Data pre-processing. Analyzed datasets were retrieved from Gene Expression Omnibus (GEO) and The Cancer Genome Atlas (TCGA) databases. Phenotypic information was manually reviewed and only samples from oral cavity, stage T1 or T2, HPV negative, primary human oral squamous cell carcinoma were considered. Normalized gene expressions were processed using the ComBat algorithm for removing batch effects [PMID:16632515].
Classifier development. Our final goal was to develop a classifier to predict node status in clinical settings using RT-PCR. Hence, we normalized our training data accordingly, using the GAPDH housekeeping gene as reference. For classification purposes, we used the “k Top Scoring Pairs” (kTSP) algorithm, which allows sample classification based on the aggregation of votes resulting from expression ordering within a defined set of gene pairs [PMID:25262153]. In order to avoid overfitting, we restricted statistical learning to pairs combining genes promoting metastasis with genes preventing it.

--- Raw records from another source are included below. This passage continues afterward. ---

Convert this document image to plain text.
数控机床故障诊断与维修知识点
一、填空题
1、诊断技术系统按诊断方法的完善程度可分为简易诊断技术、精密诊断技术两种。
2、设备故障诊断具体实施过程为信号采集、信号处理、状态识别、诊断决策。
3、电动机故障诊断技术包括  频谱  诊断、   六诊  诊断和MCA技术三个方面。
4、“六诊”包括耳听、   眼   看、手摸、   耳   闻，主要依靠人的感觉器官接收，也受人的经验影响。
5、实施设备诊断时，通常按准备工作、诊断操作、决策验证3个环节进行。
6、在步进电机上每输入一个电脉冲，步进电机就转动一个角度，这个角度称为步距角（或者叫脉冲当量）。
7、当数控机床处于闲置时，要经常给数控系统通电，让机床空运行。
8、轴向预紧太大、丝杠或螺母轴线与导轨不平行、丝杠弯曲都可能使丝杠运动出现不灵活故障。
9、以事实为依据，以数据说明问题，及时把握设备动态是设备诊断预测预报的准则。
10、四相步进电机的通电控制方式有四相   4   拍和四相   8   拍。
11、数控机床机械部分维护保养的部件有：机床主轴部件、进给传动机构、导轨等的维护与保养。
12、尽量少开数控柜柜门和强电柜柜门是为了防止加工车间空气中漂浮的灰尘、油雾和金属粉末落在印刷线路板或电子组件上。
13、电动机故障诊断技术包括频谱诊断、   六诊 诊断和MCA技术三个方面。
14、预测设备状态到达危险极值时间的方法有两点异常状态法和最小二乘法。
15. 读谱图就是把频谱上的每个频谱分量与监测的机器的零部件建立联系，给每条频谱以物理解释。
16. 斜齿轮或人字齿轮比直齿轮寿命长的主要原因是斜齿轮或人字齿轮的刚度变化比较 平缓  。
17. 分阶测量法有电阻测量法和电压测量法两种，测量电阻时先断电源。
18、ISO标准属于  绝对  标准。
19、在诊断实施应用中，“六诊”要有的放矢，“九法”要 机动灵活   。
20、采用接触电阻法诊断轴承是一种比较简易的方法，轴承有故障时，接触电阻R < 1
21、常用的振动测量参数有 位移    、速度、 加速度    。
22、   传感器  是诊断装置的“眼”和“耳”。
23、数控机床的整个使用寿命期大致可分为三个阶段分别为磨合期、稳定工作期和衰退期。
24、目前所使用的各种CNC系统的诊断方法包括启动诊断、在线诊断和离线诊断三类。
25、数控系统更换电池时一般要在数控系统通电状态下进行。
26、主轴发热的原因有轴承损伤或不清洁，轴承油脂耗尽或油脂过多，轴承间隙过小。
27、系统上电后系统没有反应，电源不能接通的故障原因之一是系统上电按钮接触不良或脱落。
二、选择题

We further required our final classifier to be parsimonious (i.e., no more than 6 disjoint pairs), biologically consistent (i.e., higher expression of pro-metastatic genes in node positive patients), and robust across platforms (i.e., based on the intersection of the top scoring pairs identified by RNA-seq and microarray). Before independent validation via RT-PCR, we locked the decision rule, maximizing specificity and sensitivity: a sample was classified as node negative if three or more pairs voted for node negative status.
Classifier validation. We validated our classifier using an independent set of 38 patient samples using RT-PCR and 32 Patient Derived Xenografts (PDXs) using RNA sequencing.